La République démocratique du Congo, pilier de la transition énergétique mondiale avec son cobalt et son cuivre, s’étouffe sous le poids de sa propre richesse industrielle. Face à la répétition des alertes sur la pollution dans le Haut-Katanga et le Lualaba, l’Institut de Recherche en Droits Humains (IRDH) a sommé le président Félix-Antoine Tshisekedi de briser le silence.
Dans un mémorandum cinglant publié le 6 août 2026, l’organisation dénonce une « institutionnalisation de l’impunité » qui protègerait des acteurs majeurs comme SOMIKA, Congo Dongfang International Mining (CDM) et Chemaf SA au mépris des populations locales.

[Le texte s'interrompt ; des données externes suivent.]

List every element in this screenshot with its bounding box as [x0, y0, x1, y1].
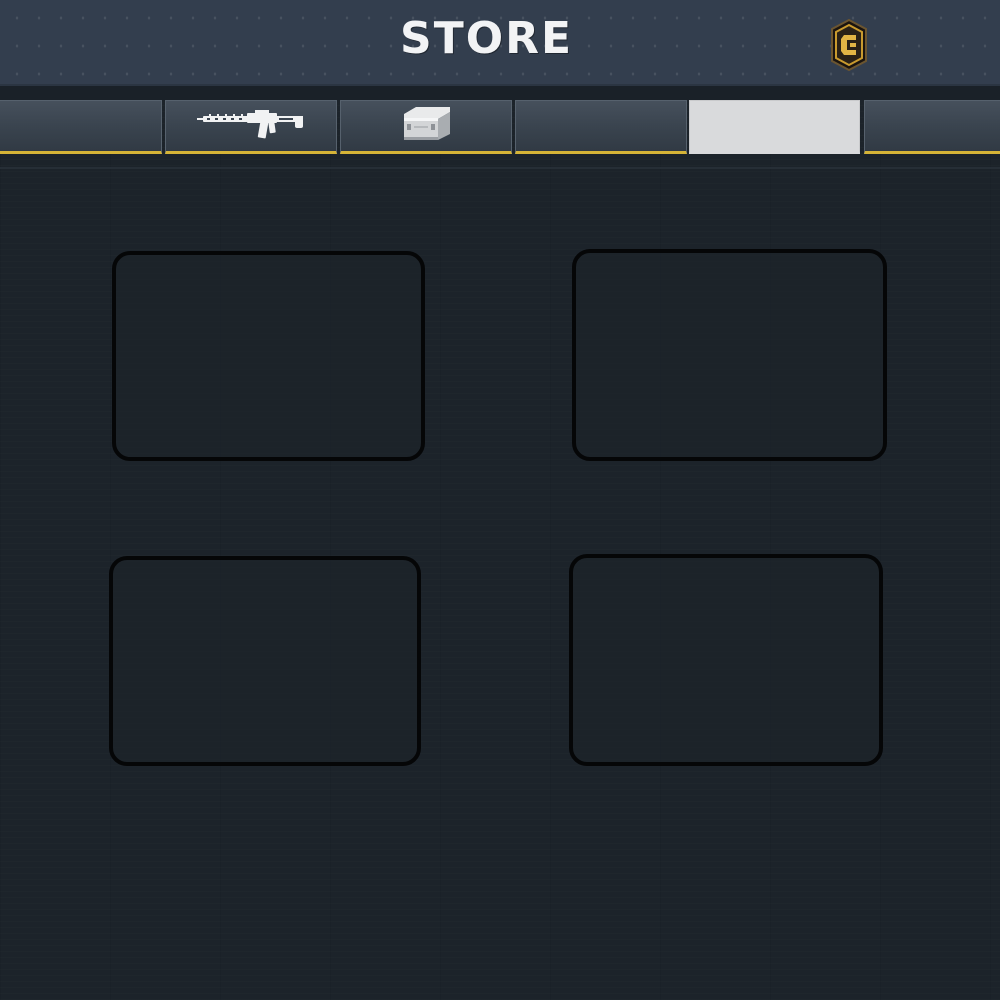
header-separator [0, 86, 1000, 100]
store-screen: STORE [0, 0, 1000, 1000]
tab-weapons[interactable] [165, 100, 337, 154]
store-item-slot[interactable] [109, 556, 421, 766]
renown-credits-icon[interactable] [828, 18, 870, 72]
tab-packs[interactable] [340, 100, 512, 154]
supply-crate-icon [398, 104, 454, 148]
tab-4[interactable] [515, 100, 687, 154]
tab-1[interactable] [0, 100, 162, 154]
assault-rifle-icon [197, 107, 305, 145]
store-item-slot[interactable] [112, 251, 425, 461]
store-item-slot[interactable] [569, 554, 883, 766]
tab-5[interactable] [689, 100, 860, 154]
tab-divider [0, 167, 1000, 169]
page-title: STORE [400, 13, 574, 64]
store-tab-bar [0, 100, 1000, 160]
tab-6[interactable] [864, 100, 1000, 154]
store-item-slot[interactable] [572, 249, 887, 461]
store-header: STORE [0, 0, 1000, 86]
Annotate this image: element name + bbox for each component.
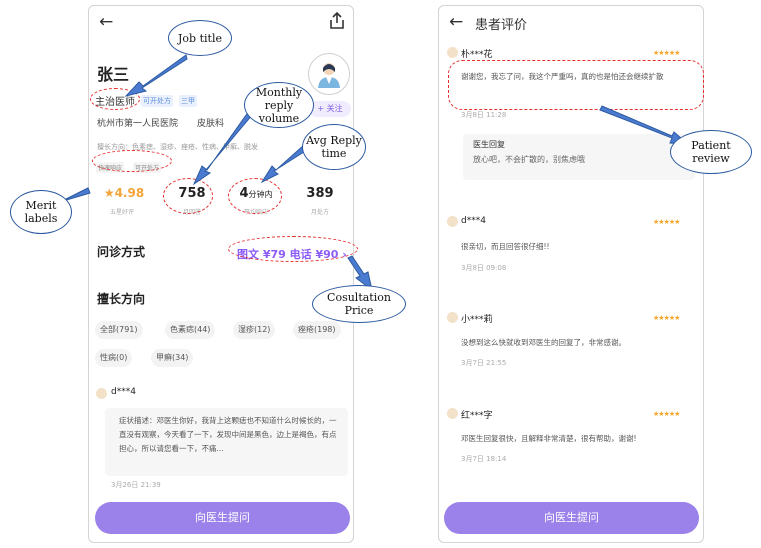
consult-method-title: 问诊方式 — [97, 245, 146, 259]
review-date: 3月26日 21:39 — [111, 481, 161, 489]
doctor-name: 张三 — [97, 65, 130, 84]
prescription-tag: 可开处方 — [141, 95, 173, 107]
merit-label-fast-response: 快速响应 — [96, 162, 125, 173]
merit-label-prescription: 可开处方 — [133, 162, 162, 173]
review-user: 小***莉 — [461, 315, 493, 325]
doctor-reply-text: 放心吧，不会扩散的，别焦虑哦 — [473, 155, 585, 164]
symptom-description: 症状描述：邓医生你好，我背上这颗痣也不知道什么时候长的，一直没有观察，今天看了一… — [119, 416, 337, 453]
review-content: 邓医生回复很快，且解释非常清楚，很有帮助，谢谢! — [461, 434, 637, 443]
review-date: 3月8日 11:28 — [461, 111, 507, 119]
callout-patient-review: Patient review — [670, 130, 752, 174]
share-icon[interactable] — [327, 11, 347, 31]
ask-doctor-button[interactable]: 向医生提问 — [444, 502, 699, 534]
avatar — [447, 408, 458, 419]
hospital-name: 杭州市第一人民医院 — [97, 119, 179, 129]
avatar — [447, 47, 458, 58]
monthly-reply-label: 月回答 — [182, 209, 201, 216]
review-user: 朴***花 — [461, 50, 493, 60]
grade-tag: 三甲 — [179, 95, 197, 107]
chip-eczema[interactable]: 湿疹(12) — [233, 321, 276, 339]
callout-merit-labels: Merit labels — [10, 190, 72, 234]
review-user: 红***字 — [461, 411, 493, 421]
review-content: 谢谢您，我忘了问，我这个严重吗，真的也是怕还会继续扩散 — [461, 72, 664, 81]
review-content: 很亲切，而且回答很仔细!! — [461, 242, 550, 251]
avatar — [96, 388, 107, 399]
rating-stars: ★★★★★ — [653, 218, 680, 226]
job-title: 主治医师 — [95, 97, 135, 108]
review-user: d***4 — [111, 387, 136, 397]
doctor-reply-title: 医生回复 — [473, 140, 505, 149]
specialty-summary: 擅长方向：色素痣、湿疹、痤疮、性病、甲癣、脱发 — [97, 143, 258, 151]
review-date: 3月7日 18:14 — [461, 455, 507, 463]
rating-stars: ★★★★★ — [653, 49, 680, 57]
monthly-prescription-value: 389 — [306, 186, 334, 201]
expertise-title: 擅长方向 — [97, 292, 146, 306]
avatar — [447, 216, 458, 227]
chip-all[interactable]: 全部(791) — [95, 321, 143, 339]
avg-response-label: 平均响应 — [243, 209, 268, 216]
callout-monthly-reply: Monthly reply volume — [244, 82, 314, 128]
review-user: d***4 — [461, 216, 486, 226]
review-content: 没想到这么快就收到邓医生的回复了，非常感谢。 — [461, 338, 626, 347]
monthly-reply-value: 758 — [178, 186, 206, 201]
rating-label: 五星好评 — [109, 209, 134, 216]
avatar — [447, 312, 458, 323]
rating-stars: ★★★★★ — [653, 314, 680, 322]
chip-mole[interactable]: 色素痣(44) — [165, 321, 216, 339]
doctor-profile-screen: ← 张三 主治医师 可开处方 三甲 + 关注 杭州市第一人民医院 皮肤科 擅长方… — [88, 5, 354, 543]
rating-stars: ★★★★★ — [653, 410, 680, 418]
rating-value: ★4.98 — [103, 186, 145, 200]
doctor-avatar-icon — [318, 63, 340, 88]
patient-reviews-screen: ← 患者评价 朴***花 ★★★★★ 谢谢您，我忘了问，我这个严重吗，真的也是怕… — [438, 5, 704, 543]
consultation-price[interactable]: 图文 ¥79 电话 ¥90 › — [237, 246, 347, 262]
doctor-avatar — [308, 53, 350, 95]
back-arrow-icon[interactable]: ← — [99, 12, 113, 32]
chip-nail-fungus[interactable]: 甲癣(34) — [151, 349, 194, 367]
chip-acne[interactable]: 痤疮(198) — [293, 321, 341, 339]
monthly-prescription-label: 月处方 — [310, 209, 329, 216]
page-title: 患者评价 — [475, 18, 528, 33]
callout-consultation-price: Cosultation Price — [312, 285, 406, 323]
follow-button[interactable]: + 关注 — [309, 101, 351, 117]
avg-response-value: 4分钟内 — [239, 186, 273, 201]
review-date: 3月7日 21:55 — [461, 359, 507, 367]
back-arrow-icon[interactable]: ← — [449, 12, 463, 32]
chip-std[interactable]: 性病(0) — [95, 349, 133, 367]
department: 皮肤科 — [197, 119, 225, 129]
ask-doctor-button[interactable]: 向医生提问 — [95, 502, 350, 534]
callout-job-title: Job title — [168, 20, 232, 56]
review-date: 3月8日 09:08 — [461, 264, 507, 272]
callout-avg-reply: Avg Reply time — [302, 124, 366, 170]
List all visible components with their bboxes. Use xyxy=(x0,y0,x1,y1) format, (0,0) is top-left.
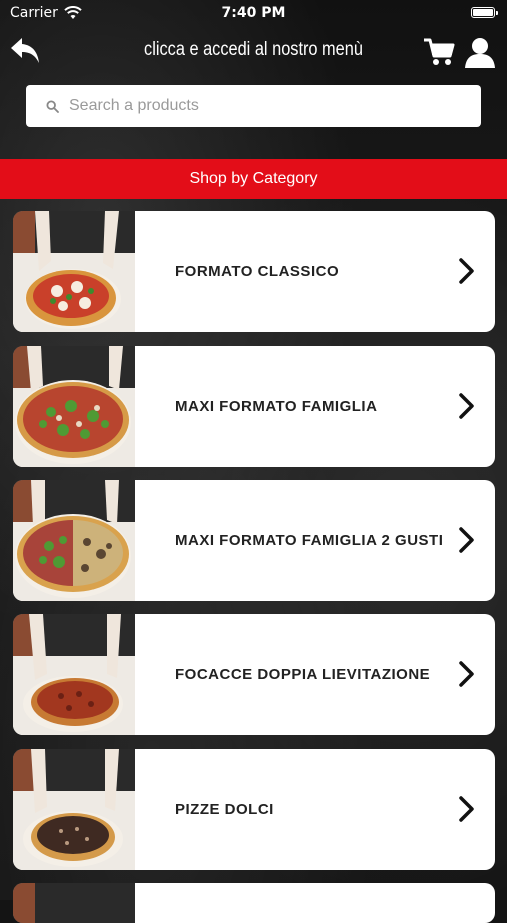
category-card-pizze-dolci[interactable]: PIZZE DOLCI xyxy=(13,749,495,870)
search-input[interactable] xyxy=(67,96,481,116)
back-arrow-icon[interactable] xyxy=(8,34,44,68)
chevron-right-icon xyxy=(459,661,474,687)
app-header: clicca e accedi al nostro menù xyxy=(0,28,507,76)
category-label: FOCACCE DOPPIA LIEVITAZIONE xyxy=(175,666,431,683)
header-title: clicca e accedi al nostro menù xyxy=(144,39,363,60)
category-label: PIZZE DOLCI xyxy=(175,801,274,818)
category-card-formato-classico[interactable]: FORMATO CLASSICO xyxy=(13,211,495,332)
category-label: MAXI FORMATO FAMIGLIA 2 GUSTI xyxy=(175,532,444,549)
category-label: FORMATO CLASSICO xyxy=(175,263,340,280)
battery-icon xyxy=(471,7,498,18)
category-label: MAXI FORMATO FAMIGLIA xyxy=(175,398,378,415)
user-icon[interactable] xyxy=(463,35,497,69)
category-card-focacce-doppia-lievitazione[interactable]: FOCACCE DOPPIA LIEVITAZIONE xyxy=(13,614,495,735)
pizza-thumbnail xyxy=(13,211,135,332)
pizza-thumbnail xyxy=(13,883,135,923)
pizza-thumbnail xyxy=(13,480,135,601)
category-card-maxi-formato-famiglia[interactable]: MAXI FORMATO FAMIGLIA xyxy=(13,346,495,467)
pizza-thumbnail xyxy=(13,346,135,467)
chevron-right-icon xyxy=(459,796,474,822)
status-bar: Carrier 7:40 PM xyxy=(0,0,507,28)
search-bar[interactable] xyxy=(26,85,481,127)
search-icon xyxy=(46,99,59,113)
shop-by-category-bar: Shop by Category xyxy=(0,159,507,199)
cart-icon[interactable] xyxy=(422,36,456,68)
chevron-right-icon xyxy=(459,527,474,553)
chevron-right-icon xyxy=(459,393,474,419)
status-time: 7:40 PM xyxy=(221,5,286,21)
pizza-thumbnail xyxy=(13,614,135,735)
category-card-partial[interactable] xyxy=(13,883,495,923)
pizza-thumbnail xyxy=(13,749,135,870)
category-card-maxi-formato-famiglia-2-gusti[interactable]: MAXI FORMATO FAMIGLIA 2 GUSTI xyxy=(13,480,495,601)
chevron-right-icon xyxy=(459,258,474,284)
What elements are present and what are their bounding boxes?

Le cœur de cette alerte pointe vers les installations de la Société Minière du Katanga (SOMIKA) à Kwampisha, où deux incidents majeurs survenus fin avril 2026 auraient provoqué des déversements d’effluents acides. Ces substances ont atteint la rivière Kasonta, menaçant directement les activités agricoles et les ressources en eau de l’Institut national pour l’étude et la recherche agronomiques (INERA).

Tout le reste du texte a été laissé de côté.